One word of warning in all this as we try to think about life after death: God is not restricted by Time. All that we experience on earth is real to us through the lens of time. Some things are in the past; other things look newer than they once did; some things are right in our faces, others a distant memory, others not even known to us yet, so much forgotten. To God all things are equally present at any one time.
One of the texts written on the walls behind me in the Chancel is from Revelation 14:13 “Blessed are the dead which die in the Lord, even so saith the Spirit.” Those who die in the Lord go through this period of post-death preparation for Heaven. This is something for us to be glad about, that we don’t have to be entirely ready on our death bed. That the person I mentioned at the start of my sermon; that my dad; that all those whom we know who have died in the Lord still love us, still pray for us and are still loved by God and called into a deeper love for Him.

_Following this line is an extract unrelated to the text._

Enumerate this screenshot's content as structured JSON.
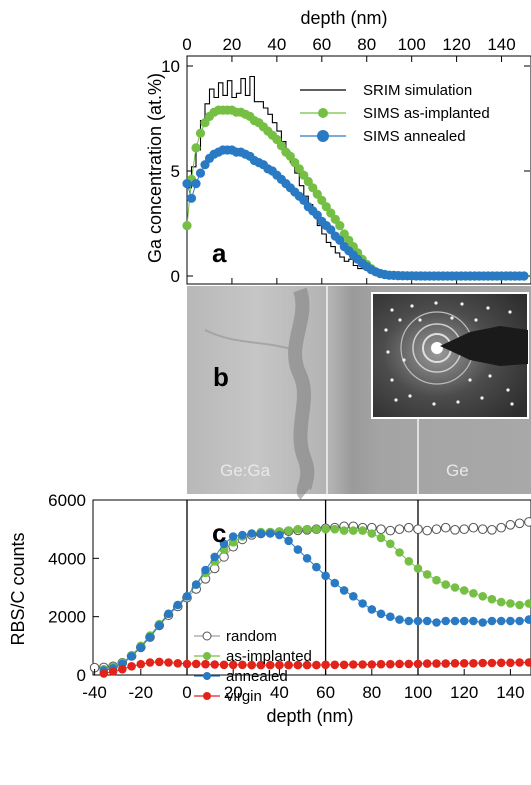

This changes what we think funerals are for: they’re not primarily occasions for celebrating the life of the person who has died, the funeral is there for us to pray for someone who is still a member of the Church, to show our solidarity with them. This changes what we think about when we gather for Mass day by day and Sunday by Sunday: we don’t just come here to be with each other, we don’t just come here to see the Body and Blood of our Precious Saviour; we come also to this House of Prayer, hallowed by others who have worshipped here over the past one hundred and thirty years. Some of them are mentioned on memorials, some of them we will have memories of. Most of them we’ll never have met but I’m sure they’re still praying for us and glad we’re here worshipping the same God they continue to be close to today. Let’s never forget them and let’s recognise that we will all need some grace, some prayers, some love after we have died that we might be fit for Heaven, thanks to the Blood of Jesus. Amen.